Indeed, the largest category of students on the program is those with a language or speech disorder, which could be minimal and require only articulation therapy, according to Brown.

Students with that disorder number 482. The second largest group, 463, is students with a specific language disability. Others groups include autism, 137, orthopedically impaired, 17, and intellectually delayed, 56. Other, much smaller categories include visually impaired, hard of hearing and deaf and students with traumatic brain injury.

Of the 1,488 students in the program, the district meets the needs of 1,412. or 95 percent, with available resources. Fifteen students are in nonpublic schools placement, such as the one at Gilroy’s Rebekah’s Children’s Services and Oak Grove, the Utah school that costs $134,160 per year.

“We try to meet all of their needs within their school day—speech therapy, occupational therapy, behavioral services, all in their general education or special education classroom, or pulled out in individual or small groups,” Brown said.

Time spent in special programs ranges from residential kids, which means 24 hours a day, 7 days a week, to a few hours of therapy a week, according to Brown.

“Basically, if a student’s needs are unable to be met within the district, then we look to the county to help us provide for that student,” she said.
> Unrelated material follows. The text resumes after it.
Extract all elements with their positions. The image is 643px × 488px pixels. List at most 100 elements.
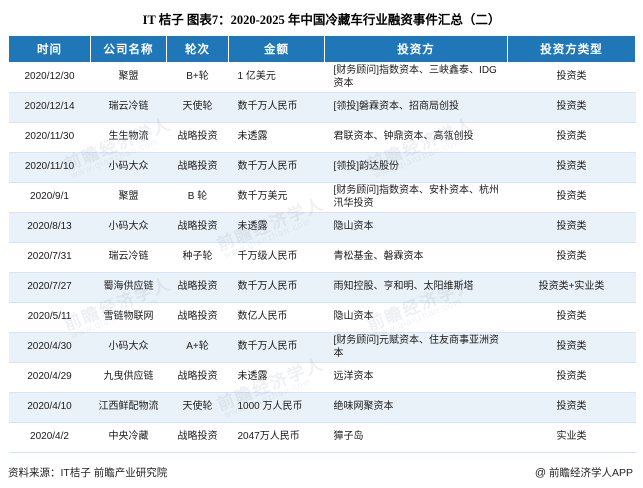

“If the county cannot meet the needs we look at nonpublic schools and, depending on the needs of the student they can be either close by or throughout the state. There are times when the needs are such that there isn’t an appropriate place” in California, Brown said.

And the message to parents from Brown is this:

“What I would want parents to understand is schools are here to ensure student progress and excel and graduate from high school ready to go to college or wherever else they want to go.”